Earn a Six-Figure Salary Sooner in BI Analysis
Starting salaries for data scientists average about $80,000, but workers with at least nine years of experience in the field can command around $150,000. However, the barrier to entry into data science is much higher than the barrier into business intelligence analysis. Aspiring data scientists need at least a doctoral degree in a related field, meaning these professionals spend more time in school and accumulate more student loan debt before they are able to enter the work force.
That’s why a career in BI analysis is arguably the more lucrative field. If you’re looking to get into business intelligence analysis, you need only a business intelligence master’s to enter the field. That makes a career in BI analysis a lot cheaper to prepare for, both in terms of tuition spent and the time taken out of the workforce to earn the degree. Demand for BI analysts is high enough that there should be no doubt about your job prospects after graduation, especially if you have a good head for business and good people skills.

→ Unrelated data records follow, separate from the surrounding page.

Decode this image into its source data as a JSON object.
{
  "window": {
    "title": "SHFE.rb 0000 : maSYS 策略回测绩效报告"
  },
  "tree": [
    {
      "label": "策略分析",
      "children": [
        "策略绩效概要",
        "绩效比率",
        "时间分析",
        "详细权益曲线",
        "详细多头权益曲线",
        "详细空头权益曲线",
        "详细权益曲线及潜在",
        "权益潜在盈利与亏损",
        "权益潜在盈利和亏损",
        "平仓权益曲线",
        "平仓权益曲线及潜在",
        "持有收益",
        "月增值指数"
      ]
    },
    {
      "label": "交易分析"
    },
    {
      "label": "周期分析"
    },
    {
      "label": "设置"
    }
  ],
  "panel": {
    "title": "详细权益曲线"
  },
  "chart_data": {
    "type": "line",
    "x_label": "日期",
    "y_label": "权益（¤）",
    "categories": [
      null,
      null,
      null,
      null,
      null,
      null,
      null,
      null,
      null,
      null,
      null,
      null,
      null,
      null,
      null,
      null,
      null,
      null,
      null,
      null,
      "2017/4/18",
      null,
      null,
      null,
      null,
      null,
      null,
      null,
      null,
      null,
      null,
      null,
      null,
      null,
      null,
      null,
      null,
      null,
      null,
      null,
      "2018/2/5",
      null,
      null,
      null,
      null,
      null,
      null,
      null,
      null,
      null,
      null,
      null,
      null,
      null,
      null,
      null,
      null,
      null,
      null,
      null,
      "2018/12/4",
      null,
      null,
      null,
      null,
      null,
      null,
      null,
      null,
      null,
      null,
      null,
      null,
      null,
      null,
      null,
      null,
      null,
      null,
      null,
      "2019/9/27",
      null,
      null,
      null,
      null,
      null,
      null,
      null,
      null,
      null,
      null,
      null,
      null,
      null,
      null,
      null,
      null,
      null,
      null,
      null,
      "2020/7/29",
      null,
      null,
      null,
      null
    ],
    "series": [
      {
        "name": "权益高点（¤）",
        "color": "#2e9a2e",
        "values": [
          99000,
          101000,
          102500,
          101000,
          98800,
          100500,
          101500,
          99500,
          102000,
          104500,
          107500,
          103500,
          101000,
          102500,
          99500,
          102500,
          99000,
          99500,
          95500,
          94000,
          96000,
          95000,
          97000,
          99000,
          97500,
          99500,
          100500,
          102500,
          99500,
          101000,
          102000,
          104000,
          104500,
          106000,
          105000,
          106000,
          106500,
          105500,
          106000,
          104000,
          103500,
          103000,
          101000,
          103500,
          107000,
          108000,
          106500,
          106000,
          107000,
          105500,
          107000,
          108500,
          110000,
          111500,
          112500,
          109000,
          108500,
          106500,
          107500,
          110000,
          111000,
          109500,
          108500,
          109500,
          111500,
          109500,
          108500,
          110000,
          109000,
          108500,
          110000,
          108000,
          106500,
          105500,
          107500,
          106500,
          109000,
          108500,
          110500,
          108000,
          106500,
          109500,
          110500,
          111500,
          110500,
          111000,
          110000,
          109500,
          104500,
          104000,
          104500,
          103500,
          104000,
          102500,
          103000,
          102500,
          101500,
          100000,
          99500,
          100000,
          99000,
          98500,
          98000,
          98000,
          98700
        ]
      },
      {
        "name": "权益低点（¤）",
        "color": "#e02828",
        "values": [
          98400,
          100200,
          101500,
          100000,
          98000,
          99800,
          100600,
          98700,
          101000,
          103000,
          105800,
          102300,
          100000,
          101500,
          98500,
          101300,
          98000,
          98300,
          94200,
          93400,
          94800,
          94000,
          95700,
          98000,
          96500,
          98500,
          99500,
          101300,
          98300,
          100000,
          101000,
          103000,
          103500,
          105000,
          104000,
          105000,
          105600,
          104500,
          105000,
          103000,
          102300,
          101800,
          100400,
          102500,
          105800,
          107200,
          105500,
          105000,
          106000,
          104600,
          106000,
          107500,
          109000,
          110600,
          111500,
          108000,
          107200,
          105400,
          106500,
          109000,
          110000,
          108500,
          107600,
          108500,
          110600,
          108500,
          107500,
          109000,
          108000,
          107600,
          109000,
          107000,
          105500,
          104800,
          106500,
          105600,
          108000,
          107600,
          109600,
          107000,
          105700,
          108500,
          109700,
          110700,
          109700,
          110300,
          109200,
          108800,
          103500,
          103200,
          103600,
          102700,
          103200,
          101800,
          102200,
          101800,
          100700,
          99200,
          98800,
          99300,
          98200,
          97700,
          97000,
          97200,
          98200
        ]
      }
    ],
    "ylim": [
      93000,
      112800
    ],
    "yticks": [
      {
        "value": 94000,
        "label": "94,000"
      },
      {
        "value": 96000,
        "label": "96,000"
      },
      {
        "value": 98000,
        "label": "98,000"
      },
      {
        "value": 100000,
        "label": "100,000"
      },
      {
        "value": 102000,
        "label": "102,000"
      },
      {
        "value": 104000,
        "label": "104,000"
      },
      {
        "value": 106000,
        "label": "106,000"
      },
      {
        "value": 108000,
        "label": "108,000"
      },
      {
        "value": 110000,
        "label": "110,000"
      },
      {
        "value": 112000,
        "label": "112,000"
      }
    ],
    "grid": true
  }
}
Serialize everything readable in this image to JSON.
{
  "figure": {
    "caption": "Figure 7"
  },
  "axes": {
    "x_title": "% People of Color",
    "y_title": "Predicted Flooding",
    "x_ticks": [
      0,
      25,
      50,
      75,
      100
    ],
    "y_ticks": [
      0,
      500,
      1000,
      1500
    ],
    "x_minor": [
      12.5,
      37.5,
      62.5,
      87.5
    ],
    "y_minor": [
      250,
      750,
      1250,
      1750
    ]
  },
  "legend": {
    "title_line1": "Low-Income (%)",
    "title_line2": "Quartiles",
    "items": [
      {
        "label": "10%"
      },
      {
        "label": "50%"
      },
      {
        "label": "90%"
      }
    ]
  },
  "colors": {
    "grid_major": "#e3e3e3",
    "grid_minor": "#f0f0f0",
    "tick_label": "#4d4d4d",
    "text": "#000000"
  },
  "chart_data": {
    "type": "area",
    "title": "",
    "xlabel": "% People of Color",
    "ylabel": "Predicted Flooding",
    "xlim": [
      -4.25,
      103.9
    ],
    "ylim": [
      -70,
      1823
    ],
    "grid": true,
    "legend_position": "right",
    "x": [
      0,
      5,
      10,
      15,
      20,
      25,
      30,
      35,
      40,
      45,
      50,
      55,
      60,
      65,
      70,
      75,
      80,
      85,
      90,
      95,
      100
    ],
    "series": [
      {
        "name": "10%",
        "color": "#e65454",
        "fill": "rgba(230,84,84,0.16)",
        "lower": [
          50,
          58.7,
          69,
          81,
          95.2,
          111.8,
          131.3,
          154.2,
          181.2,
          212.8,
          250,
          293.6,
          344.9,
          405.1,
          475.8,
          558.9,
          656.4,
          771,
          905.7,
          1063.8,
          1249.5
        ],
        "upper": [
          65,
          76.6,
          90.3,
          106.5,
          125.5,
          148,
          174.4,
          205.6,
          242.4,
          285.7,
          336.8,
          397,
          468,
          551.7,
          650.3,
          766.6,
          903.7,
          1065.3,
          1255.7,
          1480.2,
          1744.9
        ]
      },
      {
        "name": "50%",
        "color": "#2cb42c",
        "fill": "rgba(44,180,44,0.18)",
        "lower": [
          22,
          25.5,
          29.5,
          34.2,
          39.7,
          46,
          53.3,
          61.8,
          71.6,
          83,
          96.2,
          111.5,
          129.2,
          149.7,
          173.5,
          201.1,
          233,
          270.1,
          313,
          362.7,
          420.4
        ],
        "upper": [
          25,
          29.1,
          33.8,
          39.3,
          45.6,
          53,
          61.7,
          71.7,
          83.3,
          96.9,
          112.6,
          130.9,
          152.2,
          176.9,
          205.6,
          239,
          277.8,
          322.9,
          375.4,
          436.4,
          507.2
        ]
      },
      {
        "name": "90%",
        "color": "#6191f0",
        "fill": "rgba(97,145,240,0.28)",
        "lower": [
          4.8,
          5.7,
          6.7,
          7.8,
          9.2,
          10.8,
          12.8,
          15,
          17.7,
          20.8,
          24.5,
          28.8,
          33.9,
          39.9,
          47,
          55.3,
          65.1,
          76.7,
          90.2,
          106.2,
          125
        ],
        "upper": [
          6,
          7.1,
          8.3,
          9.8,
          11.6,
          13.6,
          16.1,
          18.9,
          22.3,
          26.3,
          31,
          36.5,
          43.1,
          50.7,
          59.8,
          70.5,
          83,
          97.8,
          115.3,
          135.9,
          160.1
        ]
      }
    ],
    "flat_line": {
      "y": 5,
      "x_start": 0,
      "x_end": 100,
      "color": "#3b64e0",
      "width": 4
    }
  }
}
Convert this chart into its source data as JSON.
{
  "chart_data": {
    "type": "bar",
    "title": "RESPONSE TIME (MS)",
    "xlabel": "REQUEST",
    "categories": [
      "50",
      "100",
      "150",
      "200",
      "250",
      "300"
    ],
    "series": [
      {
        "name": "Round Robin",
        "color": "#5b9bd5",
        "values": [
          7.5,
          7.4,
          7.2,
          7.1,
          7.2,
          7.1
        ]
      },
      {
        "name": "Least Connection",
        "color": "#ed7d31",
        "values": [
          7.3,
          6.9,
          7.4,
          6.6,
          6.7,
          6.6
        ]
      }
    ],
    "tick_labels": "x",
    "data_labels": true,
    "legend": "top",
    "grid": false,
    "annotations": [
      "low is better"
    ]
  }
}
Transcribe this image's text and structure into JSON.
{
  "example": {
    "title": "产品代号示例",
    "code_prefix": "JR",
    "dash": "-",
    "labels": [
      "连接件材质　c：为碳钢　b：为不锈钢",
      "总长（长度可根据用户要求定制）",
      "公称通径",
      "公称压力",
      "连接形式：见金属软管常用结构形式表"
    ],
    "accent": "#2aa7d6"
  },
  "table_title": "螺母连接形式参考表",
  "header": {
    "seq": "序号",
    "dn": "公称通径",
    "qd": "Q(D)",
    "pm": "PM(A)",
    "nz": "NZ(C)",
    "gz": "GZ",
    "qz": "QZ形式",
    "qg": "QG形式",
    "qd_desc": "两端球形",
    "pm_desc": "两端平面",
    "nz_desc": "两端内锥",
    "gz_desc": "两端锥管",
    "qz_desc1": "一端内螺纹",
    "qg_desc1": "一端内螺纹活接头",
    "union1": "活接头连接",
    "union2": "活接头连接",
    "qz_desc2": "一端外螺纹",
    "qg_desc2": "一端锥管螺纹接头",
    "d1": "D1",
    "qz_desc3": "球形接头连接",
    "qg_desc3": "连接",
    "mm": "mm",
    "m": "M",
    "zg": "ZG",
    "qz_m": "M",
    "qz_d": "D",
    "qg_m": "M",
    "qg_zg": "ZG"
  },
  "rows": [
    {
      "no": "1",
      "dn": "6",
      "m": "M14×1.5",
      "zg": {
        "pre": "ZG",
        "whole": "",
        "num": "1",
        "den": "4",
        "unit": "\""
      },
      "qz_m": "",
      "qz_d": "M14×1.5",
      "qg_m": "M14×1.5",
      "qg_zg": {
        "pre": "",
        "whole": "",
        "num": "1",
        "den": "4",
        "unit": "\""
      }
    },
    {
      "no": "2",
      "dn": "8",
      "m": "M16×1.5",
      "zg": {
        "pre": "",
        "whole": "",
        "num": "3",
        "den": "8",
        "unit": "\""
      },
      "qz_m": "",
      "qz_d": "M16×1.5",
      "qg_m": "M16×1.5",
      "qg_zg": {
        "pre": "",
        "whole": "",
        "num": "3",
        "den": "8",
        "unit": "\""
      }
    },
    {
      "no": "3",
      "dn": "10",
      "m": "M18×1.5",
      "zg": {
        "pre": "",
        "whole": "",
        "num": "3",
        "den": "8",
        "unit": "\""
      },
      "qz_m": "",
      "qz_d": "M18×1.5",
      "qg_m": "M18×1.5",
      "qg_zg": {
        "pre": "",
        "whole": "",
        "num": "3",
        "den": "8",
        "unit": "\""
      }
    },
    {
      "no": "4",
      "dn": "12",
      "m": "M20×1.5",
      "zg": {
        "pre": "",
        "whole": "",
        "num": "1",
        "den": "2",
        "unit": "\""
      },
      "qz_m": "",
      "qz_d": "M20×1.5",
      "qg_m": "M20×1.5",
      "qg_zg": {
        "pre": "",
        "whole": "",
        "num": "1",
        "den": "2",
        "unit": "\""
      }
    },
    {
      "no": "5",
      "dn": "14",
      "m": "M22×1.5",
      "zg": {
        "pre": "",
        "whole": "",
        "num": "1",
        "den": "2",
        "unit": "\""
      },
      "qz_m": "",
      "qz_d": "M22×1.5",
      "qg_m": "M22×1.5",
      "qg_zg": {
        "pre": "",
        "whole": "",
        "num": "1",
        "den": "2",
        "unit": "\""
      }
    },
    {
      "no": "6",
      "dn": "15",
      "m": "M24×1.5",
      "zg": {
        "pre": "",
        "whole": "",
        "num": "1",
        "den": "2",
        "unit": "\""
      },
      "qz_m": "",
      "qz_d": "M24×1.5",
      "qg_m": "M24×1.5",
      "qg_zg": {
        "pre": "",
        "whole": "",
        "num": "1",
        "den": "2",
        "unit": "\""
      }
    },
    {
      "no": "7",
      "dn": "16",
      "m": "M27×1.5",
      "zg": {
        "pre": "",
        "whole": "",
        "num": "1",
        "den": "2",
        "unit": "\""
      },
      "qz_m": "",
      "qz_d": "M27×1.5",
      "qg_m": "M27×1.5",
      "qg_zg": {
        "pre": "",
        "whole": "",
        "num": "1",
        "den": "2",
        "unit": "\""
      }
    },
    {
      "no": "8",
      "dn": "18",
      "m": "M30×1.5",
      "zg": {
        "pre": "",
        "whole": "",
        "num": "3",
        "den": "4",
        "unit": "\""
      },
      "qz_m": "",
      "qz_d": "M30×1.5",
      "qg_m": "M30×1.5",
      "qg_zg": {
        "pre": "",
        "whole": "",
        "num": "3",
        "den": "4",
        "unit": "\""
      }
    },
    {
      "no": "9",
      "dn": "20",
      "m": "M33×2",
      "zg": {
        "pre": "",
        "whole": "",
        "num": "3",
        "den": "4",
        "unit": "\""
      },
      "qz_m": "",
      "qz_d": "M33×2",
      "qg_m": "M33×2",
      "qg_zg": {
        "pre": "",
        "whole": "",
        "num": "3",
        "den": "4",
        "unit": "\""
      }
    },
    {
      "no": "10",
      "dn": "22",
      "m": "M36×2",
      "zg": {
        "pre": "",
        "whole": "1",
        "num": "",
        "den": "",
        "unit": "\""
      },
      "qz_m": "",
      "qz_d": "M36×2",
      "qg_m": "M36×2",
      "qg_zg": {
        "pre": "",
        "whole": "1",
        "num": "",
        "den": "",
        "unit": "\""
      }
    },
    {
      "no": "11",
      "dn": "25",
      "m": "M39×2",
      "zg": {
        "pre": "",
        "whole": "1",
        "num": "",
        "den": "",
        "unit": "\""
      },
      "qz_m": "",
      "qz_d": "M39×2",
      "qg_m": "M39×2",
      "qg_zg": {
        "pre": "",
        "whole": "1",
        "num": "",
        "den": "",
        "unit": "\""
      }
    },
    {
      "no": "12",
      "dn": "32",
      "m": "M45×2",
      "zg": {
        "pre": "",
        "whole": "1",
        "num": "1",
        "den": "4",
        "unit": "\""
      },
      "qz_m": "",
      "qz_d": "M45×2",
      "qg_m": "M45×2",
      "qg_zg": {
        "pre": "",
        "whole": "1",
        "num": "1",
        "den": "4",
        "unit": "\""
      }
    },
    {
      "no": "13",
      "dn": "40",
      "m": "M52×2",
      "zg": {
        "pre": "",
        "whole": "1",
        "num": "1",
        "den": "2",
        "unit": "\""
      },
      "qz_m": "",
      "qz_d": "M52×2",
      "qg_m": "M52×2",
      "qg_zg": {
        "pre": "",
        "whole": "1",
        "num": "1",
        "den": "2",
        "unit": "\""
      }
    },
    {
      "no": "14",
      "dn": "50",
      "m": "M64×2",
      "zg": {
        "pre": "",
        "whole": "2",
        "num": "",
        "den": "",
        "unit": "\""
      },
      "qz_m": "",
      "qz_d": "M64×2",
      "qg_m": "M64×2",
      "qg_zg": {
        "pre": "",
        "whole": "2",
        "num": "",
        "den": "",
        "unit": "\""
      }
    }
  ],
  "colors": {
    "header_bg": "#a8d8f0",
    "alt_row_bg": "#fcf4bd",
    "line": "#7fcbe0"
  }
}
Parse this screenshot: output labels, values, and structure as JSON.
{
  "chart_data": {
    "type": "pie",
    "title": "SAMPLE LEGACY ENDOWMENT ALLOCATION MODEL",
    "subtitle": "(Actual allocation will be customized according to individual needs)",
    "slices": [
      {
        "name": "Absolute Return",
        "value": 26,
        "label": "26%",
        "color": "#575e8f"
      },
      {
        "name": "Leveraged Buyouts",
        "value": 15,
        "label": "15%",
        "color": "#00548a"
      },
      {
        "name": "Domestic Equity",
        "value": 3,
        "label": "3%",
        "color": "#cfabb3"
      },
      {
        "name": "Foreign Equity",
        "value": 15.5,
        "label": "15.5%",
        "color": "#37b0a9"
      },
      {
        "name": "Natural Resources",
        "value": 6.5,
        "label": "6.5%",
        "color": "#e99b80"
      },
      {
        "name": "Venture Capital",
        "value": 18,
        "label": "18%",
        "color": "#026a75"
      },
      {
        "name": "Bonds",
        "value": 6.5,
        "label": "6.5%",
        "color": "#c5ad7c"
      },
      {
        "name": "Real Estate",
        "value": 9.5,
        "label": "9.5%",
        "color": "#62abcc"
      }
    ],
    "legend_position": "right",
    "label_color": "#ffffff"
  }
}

If you’re considering a career in BI analysis, you can expect to command a starting salary comparable to that of a fledgling data scientist. New BI analysts earn a starting salary of about $87,000, while those who are able to move into managerial roles make nearly double.
Companies in all industries are desperate to hire professionals with the quantitative and analytical skills to wrest useful information from huge amounts of raw data. If you’re considering entering a big-data-related field but aren’t sure whether data science or BI analysis is for you, ask yourself just how much time you want to spend in school and how much student loan debt is acceptable. Thanks to high salaries and a lower barrier to entry, BI analysis is often the more lucrative career.